While I was in grad school, I got a fellowship from NASA, which came about mostly because one of my professors knew somebody and helped me write the application. When I was nearing completing my doctorate and was job hunting, I did look at things in various industries, but most of the interesting controls issues were in the aerospace industry. I went to work at The Aerospace Corporation (aka The Circle-A Ranch) largely because it offered the opportunity to work across a wide range of systems. And that worked out we’ll for me, obviously, since I stayed there (in various jobs) for 35 years.

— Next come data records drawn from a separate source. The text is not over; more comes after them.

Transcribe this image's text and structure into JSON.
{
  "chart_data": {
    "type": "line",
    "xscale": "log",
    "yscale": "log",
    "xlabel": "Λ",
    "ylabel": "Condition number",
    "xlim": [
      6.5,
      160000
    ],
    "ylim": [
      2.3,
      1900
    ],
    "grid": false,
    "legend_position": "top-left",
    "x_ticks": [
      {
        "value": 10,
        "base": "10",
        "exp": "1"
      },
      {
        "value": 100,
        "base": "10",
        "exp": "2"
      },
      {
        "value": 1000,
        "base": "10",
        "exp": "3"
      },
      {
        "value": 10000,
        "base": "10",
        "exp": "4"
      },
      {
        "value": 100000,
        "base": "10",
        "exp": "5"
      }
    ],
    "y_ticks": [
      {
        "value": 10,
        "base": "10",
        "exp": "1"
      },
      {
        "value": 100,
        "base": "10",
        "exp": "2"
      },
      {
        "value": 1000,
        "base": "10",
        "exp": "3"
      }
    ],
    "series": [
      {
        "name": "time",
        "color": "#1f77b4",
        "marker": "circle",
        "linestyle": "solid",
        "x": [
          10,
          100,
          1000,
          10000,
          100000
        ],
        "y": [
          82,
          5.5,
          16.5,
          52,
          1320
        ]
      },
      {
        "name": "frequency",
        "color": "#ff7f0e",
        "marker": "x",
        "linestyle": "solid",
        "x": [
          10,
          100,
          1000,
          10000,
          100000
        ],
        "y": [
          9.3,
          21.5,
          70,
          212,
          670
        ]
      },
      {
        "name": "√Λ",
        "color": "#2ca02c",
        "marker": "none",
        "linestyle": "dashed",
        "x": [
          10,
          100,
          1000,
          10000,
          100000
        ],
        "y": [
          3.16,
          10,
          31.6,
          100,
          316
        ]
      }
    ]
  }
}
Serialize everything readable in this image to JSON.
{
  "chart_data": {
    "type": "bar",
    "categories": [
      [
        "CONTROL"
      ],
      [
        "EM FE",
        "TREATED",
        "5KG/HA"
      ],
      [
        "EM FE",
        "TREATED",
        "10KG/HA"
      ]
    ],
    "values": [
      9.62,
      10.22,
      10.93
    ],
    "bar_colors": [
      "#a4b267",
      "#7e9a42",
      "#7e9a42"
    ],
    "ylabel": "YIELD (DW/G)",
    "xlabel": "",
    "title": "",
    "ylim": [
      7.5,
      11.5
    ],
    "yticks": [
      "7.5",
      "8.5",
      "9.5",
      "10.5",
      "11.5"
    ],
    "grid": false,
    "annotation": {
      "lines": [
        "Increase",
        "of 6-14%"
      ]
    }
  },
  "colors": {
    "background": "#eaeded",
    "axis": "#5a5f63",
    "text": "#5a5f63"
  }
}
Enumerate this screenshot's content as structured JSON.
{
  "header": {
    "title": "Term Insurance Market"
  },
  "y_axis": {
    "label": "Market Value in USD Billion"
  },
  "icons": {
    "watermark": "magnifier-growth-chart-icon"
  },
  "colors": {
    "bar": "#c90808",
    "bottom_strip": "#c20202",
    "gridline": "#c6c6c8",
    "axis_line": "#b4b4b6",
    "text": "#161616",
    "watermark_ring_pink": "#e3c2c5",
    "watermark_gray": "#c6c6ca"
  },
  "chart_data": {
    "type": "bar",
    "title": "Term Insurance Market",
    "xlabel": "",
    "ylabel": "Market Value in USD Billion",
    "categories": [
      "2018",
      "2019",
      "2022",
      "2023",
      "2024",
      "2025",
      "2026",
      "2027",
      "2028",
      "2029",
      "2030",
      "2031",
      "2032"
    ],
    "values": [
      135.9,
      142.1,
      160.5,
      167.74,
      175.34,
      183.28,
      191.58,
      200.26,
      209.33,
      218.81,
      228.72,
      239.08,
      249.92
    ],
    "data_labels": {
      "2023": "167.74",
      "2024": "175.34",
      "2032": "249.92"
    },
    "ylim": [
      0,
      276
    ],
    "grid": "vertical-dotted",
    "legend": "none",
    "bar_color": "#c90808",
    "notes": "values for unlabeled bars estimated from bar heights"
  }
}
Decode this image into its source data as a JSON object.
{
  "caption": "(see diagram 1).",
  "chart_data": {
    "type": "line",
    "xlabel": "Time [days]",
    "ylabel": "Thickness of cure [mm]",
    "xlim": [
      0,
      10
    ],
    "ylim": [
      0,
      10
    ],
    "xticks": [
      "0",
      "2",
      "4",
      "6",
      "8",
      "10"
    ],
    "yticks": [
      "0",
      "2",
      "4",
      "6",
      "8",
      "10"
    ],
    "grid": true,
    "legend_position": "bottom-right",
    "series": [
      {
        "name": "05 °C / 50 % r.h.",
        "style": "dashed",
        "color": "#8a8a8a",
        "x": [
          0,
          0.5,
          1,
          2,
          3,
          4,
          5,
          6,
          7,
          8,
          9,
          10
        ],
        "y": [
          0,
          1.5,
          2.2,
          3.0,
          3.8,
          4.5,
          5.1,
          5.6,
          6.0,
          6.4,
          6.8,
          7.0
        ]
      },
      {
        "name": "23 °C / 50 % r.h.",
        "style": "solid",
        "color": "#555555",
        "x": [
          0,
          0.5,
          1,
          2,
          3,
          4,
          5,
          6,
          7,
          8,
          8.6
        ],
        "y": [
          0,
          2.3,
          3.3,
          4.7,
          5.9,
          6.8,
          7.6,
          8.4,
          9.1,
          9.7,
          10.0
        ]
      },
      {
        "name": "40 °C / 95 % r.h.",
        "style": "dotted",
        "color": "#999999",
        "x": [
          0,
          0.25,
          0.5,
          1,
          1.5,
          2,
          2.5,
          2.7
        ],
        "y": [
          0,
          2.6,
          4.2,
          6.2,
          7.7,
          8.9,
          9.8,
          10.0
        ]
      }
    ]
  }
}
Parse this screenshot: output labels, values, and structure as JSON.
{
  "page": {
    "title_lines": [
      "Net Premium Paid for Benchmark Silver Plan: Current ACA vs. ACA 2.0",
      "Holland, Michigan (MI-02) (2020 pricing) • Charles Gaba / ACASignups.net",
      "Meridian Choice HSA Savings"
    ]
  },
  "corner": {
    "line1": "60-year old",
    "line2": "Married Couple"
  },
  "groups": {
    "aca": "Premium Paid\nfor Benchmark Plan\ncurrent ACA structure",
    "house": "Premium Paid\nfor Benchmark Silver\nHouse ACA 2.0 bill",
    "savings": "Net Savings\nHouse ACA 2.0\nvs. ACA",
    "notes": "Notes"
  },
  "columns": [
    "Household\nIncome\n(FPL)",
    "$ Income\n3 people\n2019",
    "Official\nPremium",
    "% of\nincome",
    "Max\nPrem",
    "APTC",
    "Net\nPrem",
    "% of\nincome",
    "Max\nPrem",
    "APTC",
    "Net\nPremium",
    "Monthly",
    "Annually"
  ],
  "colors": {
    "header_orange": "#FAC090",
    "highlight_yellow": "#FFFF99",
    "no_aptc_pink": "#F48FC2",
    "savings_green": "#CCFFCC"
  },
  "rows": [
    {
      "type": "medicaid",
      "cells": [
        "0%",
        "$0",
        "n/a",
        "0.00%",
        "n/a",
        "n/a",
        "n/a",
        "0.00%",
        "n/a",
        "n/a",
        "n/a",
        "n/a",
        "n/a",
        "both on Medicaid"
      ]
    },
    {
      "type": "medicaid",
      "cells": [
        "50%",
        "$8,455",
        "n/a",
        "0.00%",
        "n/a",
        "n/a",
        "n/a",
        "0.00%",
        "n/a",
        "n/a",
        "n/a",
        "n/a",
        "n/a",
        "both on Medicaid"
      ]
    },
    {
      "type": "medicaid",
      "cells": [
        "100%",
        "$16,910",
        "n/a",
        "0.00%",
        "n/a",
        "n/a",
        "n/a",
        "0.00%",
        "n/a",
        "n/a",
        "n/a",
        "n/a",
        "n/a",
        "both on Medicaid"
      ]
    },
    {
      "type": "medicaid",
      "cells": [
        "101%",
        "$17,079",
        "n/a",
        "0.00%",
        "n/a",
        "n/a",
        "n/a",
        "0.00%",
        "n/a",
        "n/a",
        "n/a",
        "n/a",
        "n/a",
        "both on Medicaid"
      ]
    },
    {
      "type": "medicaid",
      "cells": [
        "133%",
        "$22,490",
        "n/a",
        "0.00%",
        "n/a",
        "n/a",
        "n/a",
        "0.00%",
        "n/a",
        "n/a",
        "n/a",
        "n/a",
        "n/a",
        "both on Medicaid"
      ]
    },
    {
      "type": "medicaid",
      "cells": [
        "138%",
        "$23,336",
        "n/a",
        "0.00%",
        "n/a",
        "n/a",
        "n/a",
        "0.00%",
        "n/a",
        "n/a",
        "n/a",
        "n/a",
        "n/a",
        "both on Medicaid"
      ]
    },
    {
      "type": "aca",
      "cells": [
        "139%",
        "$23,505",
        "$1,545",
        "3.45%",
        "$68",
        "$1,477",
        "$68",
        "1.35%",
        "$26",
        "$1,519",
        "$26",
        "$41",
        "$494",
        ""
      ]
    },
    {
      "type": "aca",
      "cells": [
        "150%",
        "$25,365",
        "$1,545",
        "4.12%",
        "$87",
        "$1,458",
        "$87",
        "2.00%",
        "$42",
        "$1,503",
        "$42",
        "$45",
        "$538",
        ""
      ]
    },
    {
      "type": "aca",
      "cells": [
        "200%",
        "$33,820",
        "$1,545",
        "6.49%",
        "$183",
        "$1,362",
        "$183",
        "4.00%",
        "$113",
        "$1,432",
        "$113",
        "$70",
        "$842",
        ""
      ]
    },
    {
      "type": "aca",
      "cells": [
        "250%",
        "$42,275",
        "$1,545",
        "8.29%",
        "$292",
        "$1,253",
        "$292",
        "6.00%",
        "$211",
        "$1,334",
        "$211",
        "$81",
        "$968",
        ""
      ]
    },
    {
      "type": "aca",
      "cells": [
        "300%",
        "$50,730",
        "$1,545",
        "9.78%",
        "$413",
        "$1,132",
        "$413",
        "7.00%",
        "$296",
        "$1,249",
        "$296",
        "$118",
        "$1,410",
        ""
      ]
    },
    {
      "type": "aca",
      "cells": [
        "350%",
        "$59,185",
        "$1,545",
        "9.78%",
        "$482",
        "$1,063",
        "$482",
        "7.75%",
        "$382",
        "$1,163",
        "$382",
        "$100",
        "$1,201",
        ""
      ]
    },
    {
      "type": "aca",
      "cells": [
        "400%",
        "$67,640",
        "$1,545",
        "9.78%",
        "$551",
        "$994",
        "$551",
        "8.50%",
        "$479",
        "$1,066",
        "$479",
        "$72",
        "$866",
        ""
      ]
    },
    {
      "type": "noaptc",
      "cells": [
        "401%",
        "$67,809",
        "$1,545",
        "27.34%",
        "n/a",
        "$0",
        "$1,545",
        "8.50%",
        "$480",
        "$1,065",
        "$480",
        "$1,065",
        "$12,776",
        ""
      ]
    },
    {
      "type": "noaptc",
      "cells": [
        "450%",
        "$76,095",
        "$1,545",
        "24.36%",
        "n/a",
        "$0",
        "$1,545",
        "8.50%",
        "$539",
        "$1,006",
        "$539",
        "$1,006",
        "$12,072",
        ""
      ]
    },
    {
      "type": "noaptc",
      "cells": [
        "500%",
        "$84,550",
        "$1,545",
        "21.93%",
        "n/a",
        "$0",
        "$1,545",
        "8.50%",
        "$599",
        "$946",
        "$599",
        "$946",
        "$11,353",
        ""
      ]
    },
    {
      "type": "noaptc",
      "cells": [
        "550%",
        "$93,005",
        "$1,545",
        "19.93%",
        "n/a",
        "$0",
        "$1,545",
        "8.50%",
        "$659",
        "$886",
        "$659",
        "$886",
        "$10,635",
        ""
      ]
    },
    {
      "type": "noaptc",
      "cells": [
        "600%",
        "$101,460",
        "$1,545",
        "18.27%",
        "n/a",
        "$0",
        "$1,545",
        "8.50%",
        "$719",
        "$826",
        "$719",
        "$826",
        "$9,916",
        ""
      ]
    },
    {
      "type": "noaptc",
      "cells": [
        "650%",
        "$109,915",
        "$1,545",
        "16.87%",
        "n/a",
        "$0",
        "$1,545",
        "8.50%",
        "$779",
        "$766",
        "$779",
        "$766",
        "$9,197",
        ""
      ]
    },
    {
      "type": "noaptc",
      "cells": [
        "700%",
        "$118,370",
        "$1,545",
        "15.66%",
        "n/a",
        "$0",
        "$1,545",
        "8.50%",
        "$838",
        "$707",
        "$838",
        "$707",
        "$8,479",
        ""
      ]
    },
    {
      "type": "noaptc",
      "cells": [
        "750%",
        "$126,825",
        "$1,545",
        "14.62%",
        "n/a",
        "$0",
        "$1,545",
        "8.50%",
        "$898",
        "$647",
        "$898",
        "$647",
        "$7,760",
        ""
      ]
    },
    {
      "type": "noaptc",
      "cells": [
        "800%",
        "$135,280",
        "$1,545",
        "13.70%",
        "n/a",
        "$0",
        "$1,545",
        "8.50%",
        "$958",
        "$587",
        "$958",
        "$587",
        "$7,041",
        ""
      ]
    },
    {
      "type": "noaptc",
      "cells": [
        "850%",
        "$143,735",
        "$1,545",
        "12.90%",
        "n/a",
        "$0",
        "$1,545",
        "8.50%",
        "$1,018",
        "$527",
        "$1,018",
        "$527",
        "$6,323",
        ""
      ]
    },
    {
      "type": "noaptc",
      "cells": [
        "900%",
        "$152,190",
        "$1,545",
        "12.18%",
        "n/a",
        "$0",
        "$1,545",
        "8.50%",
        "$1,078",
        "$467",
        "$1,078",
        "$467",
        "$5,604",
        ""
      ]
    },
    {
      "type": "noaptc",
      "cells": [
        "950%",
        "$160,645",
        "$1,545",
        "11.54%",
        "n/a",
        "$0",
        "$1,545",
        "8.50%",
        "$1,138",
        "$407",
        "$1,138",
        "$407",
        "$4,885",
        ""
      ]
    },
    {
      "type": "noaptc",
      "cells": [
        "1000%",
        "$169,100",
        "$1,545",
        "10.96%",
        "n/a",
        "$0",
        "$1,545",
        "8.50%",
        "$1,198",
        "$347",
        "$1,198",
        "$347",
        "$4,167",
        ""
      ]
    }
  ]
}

This has been fairly long and I haven’t gotten to writing about the specific issue of being a woman in the field. The short version is that I certainly had to deal with individual assholes, but I was always able to find support. As an undergrad at MIT, I chose to live in an all-women’s dorm, partly to have other women to vent to. Most of that was in the form of mircroaggressions, e.g. the instructor who headed a research project I worked on who kept a ruler with Playboy pictures on his desk or another professor who would make comments like “those co-eds are always turning in things late.” The most egregious example was a professor who had started every lecture for years by addressing the class as “:Gentlemen.” I was the only girl in the class and he’d then start with “Gentlemen,…and Miss Nadel.” On the plus side, he definitely knew who I was and I did well in his class. (I am fairly sure he was entirely unconscious of why this was annoying.) I should also mention that my undergrad advisor was a woman.
In grad school, I remember a reception where our department head proudly announced that he had doubled the number of women on the department faculty. They’d hired one person. (They did hire a couple more while I was still there.) But there were a couple of other women working on Ph.D.s and, even though we were in different subfields, we often had coffee together.
Job hunting was another story. A few places made a point of having me talk with a token woman in their group. More than one interviewer expressed surprise at seeing a female job candidate. One organization even sent me a thank you letter addressed to “Mr. Nadel” after my interview.
Circle-A was pretty good from that standpoint. Yes, I often found myself counting the number of women in the room at meetings (which included government and contractor employees, too), but I can think of only a handful of inappropriate comments. I do know of one woman whose (female) boss told her she should wear makeup. And I’ve heard of a few incidents of sexual harassment. On the plus side, we did have an African-American woman as our CEO for several years.
Overall, I had a career that suited me well.